There were a number of arranged activities available to people during the week. People were able to choose if they wished to join in group activities. The service had their own minibus and people told us they went out to attractions and activities of their choice.

People told us they knew how to make a complaint although they had not made any complaints. The service had a complaints policy and the manager told us how they would respond to a complaint. The service had a suggestion box for people and their relatives. We saw the service had received a comment about the chairs in the corridors being too low and saw how the service had responded to this by ordering new chairs.

Each person had an essential information record which could go with them should they be admitted to hospital. This contained essential information about the person's communication, likes and dislikes.

Is the service well-led?

We saw records of how the service worked well with visiting health professionals and other agencies. A relative told us: "On the rare occasion I have had to make a comment about my relative's health, management have arranged for the GP to visit and made changes to the care plan immediately."
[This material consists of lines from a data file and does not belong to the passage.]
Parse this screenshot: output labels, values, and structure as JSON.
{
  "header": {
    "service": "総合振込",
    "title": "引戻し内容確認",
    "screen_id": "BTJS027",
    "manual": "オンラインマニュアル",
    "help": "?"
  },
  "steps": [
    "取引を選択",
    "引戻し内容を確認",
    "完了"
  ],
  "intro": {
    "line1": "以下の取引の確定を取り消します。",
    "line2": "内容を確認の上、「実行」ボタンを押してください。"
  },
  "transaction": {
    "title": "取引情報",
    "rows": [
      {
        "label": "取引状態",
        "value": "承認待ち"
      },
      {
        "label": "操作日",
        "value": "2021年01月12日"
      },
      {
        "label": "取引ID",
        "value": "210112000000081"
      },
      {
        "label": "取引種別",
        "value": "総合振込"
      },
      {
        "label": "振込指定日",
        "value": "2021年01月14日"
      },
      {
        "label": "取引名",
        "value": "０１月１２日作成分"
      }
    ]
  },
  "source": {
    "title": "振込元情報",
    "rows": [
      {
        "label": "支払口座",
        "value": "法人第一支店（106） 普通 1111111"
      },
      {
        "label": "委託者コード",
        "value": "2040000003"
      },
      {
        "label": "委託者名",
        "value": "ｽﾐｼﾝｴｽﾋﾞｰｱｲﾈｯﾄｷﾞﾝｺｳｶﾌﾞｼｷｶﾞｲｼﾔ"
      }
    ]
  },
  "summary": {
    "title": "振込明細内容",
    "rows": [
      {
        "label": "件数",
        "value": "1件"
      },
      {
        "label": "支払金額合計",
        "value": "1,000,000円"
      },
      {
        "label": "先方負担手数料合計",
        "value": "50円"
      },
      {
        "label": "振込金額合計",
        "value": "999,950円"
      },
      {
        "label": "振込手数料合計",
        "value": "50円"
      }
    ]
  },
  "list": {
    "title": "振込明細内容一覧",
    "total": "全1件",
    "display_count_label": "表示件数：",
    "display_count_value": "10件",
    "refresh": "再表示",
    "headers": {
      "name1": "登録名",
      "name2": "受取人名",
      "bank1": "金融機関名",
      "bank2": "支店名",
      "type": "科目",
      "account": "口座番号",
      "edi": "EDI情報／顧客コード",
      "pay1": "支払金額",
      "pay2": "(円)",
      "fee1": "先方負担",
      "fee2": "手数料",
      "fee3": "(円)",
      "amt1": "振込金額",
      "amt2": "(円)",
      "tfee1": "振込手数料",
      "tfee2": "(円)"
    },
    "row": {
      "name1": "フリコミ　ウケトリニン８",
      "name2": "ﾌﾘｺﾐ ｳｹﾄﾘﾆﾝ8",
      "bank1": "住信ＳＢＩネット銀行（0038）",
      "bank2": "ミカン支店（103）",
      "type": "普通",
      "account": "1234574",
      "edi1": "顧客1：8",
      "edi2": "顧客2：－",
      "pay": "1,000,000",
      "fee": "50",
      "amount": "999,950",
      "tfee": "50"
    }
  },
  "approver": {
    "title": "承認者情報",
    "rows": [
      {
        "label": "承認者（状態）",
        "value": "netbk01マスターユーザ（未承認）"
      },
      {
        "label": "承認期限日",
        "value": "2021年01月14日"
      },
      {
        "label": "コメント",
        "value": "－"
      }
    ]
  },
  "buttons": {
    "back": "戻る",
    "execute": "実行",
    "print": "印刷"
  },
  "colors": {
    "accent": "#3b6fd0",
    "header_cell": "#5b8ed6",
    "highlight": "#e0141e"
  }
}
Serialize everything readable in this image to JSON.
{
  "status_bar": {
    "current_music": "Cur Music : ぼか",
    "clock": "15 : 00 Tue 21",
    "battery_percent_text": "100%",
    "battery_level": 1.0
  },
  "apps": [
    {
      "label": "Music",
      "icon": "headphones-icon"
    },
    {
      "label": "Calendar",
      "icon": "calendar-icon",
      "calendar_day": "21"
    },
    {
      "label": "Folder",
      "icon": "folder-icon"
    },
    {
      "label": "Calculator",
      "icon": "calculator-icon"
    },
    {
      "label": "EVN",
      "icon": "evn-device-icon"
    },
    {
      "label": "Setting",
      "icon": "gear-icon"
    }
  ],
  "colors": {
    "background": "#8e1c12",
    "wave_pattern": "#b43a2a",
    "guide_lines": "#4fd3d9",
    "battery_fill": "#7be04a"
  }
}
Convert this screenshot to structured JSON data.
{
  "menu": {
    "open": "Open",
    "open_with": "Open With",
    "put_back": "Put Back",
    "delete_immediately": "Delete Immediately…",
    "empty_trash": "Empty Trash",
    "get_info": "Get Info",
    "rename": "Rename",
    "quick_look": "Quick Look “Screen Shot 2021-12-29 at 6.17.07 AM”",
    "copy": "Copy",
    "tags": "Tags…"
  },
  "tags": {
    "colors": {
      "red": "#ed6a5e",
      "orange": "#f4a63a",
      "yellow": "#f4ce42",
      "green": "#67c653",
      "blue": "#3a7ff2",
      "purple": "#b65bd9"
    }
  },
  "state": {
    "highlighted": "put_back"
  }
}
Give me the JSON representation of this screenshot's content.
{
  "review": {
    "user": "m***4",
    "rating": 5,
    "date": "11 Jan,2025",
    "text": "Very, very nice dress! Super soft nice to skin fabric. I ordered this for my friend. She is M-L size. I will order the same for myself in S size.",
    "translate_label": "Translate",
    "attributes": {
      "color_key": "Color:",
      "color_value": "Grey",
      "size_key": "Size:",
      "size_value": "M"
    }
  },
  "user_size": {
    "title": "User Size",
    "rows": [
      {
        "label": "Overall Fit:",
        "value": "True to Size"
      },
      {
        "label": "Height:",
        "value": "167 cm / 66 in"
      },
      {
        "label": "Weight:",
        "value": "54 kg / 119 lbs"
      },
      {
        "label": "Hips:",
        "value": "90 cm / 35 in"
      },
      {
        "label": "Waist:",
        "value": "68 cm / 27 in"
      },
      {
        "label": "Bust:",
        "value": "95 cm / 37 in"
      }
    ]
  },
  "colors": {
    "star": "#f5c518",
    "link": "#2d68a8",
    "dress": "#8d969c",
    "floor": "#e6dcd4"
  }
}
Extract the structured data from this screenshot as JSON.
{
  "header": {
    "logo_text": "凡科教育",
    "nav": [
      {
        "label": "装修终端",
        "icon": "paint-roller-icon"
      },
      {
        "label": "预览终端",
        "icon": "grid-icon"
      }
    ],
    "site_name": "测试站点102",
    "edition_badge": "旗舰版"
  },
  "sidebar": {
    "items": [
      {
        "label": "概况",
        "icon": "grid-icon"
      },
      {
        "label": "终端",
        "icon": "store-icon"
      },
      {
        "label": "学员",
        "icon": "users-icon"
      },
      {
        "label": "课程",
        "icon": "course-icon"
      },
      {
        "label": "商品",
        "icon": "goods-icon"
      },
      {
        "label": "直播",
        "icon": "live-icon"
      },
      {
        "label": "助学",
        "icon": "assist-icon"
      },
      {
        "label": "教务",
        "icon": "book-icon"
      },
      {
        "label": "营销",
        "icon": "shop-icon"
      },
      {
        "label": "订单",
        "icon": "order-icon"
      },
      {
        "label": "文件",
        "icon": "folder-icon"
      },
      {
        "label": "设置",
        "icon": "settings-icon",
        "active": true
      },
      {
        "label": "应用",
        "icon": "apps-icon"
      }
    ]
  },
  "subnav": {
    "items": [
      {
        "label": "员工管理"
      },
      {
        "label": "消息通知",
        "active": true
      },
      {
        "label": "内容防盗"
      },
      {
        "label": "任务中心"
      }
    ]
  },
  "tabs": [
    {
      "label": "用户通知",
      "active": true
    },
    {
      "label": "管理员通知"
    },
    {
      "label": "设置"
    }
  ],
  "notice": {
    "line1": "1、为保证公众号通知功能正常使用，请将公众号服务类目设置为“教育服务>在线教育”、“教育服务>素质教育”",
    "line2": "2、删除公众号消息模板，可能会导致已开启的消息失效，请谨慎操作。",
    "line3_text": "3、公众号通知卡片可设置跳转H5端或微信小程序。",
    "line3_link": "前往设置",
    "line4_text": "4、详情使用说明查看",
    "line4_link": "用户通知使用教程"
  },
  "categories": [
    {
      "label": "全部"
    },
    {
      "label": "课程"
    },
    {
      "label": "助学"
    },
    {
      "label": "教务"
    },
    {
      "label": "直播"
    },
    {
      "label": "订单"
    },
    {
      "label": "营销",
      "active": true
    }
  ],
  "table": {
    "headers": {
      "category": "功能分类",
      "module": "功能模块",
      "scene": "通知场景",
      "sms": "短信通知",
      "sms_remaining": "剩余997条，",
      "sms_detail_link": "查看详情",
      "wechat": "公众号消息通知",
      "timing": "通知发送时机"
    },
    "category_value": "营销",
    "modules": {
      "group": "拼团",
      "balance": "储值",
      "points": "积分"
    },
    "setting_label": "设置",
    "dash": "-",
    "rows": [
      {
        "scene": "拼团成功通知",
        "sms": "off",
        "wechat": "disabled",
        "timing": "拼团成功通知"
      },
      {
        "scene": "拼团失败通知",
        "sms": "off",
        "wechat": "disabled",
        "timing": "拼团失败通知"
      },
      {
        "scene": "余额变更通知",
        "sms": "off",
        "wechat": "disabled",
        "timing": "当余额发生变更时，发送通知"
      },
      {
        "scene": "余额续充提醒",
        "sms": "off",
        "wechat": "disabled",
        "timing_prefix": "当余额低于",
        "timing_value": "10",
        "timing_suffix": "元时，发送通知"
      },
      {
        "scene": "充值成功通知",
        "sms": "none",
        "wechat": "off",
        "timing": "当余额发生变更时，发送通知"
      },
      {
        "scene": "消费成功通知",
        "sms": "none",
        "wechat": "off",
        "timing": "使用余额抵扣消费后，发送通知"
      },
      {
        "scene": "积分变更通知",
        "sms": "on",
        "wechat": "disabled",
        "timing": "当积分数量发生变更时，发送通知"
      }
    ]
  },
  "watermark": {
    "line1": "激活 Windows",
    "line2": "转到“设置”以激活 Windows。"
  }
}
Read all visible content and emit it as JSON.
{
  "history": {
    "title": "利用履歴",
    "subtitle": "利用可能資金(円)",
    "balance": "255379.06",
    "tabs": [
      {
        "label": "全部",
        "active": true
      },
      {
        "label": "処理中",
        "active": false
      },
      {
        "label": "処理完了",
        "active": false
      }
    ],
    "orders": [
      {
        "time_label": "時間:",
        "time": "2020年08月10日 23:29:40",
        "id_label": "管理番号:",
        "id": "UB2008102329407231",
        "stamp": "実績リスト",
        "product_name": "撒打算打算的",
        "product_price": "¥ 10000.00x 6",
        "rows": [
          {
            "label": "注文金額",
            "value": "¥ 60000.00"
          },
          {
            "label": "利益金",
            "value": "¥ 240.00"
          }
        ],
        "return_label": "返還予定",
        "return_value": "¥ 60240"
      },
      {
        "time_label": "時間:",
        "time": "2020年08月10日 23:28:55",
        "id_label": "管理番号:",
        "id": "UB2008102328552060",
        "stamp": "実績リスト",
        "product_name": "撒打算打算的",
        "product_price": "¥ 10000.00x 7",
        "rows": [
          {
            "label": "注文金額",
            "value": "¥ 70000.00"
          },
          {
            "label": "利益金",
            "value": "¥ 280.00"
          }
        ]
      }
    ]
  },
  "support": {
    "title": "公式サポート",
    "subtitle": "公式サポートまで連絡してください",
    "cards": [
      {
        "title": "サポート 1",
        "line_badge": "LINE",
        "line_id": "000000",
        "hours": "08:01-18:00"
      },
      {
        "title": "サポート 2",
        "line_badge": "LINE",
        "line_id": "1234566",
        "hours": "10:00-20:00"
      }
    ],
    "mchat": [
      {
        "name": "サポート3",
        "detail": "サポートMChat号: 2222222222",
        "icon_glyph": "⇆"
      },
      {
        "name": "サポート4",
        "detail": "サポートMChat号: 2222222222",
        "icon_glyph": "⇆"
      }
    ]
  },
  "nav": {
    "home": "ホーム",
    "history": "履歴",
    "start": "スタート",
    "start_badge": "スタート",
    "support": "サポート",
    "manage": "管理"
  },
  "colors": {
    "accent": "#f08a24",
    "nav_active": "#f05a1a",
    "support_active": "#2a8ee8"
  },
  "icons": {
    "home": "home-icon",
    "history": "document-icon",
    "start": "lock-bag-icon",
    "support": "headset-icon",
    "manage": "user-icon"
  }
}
The provider had a quality assurance system in place where they carried out an audit every month. This produced an action plan which we saw had been responded to by the manager. This meant the quality of the service was monitored and action taken to improve the quality of the service provided on a regular basis. We saw examples of an increase in support for one person having a spate of falls. This showed the service was learning from accidents and incidents and responded appropriately to these.

Staff told us they received regular supervisions and appraisals and were encouraged to attend training events and undertake professional qualification courses. One member of staff told us: "Communication is great here and we have a good staff team. I know I can speak to the manager at any time and they will listen to what I have said." This helped to ensure people received a consistent standard of care and a good quality of service.